You will need to compose filter expressions (see here, here and here for details) to filter on the following annotations and values:

For SNPs:

  • QD < 2.0
  • MQ < 40.0
  • FS > 60.0
  • HaplotypeScore > 13.0
  • MQRankSum < -12.5
  • ReadPosRankSum < -8.0

For indels:

  • QD < 2.0
  • ReadPosRankSum < -20.0
  • InbreedingCoeff < -0.8
  • FS > 200.0

Note that the InbreedingCoeff statistic is a population-level calculation that is only available with 10 or more samples. If you have fewer samples you will need to omit that particular filter statement.

For shallow-coverage (<10x): you cannot use filtering to reliably separate true positives from false positives. You must use the protocol involving variant quality score recalibration.
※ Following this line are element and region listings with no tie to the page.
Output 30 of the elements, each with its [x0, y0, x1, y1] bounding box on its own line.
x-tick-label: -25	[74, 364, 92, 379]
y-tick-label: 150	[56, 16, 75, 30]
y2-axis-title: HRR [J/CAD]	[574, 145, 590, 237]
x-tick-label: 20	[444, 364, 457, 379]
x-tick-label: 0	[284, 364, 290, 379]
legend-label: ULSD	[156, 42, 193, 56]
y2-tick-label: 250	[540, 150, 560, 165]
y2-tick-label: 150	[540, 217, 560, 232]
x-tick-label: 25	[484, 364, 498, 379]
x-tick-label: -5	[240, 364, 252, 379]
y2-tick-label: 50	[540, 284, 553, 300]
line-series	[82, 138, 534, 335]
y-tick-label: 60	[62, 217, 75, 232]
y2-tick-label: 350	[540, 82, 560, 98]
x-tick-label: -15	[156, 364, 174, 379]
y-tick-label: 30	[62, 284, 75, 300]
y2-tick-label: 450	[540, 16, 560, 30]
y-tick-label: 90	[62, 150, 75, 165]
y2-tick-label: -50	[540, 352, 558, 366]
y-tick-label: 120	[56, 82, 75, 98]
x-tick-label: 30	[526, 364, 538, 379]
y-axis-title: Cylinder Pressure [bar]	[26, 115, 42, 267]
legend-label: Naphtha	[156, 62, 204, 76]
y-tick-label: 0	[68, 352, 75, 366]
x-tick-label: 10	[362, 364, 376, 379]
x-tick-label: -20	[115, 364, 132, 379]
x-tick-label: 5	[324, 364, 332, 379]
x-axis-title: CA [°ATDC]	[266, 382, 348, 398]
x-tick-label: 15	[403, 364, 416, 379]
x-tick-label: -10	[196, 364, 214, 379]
The maximum DP (depth) filter only applies to whole genome data, where the probability of a site having exactly N reads given an average coverage of M is a well-behaved function. First principles suggest this should be a binomial sampling but in practice it is more a Gaussian distribution. Regardless, the DP threshold should be set a 5 or 6 sigma from the mean coverage across all samples, so that the DP > X threshold eliminates sites with excessive coverage caused by alignment artifacts. Note that for exomes, a straight DP filter shouldn't be used because the relationship between misalignments and depth isn't clear for capture data.

That said, all of the caveats about determining the right parameters, etc, are annoying and are largely eliminated by variant quality score recalibration.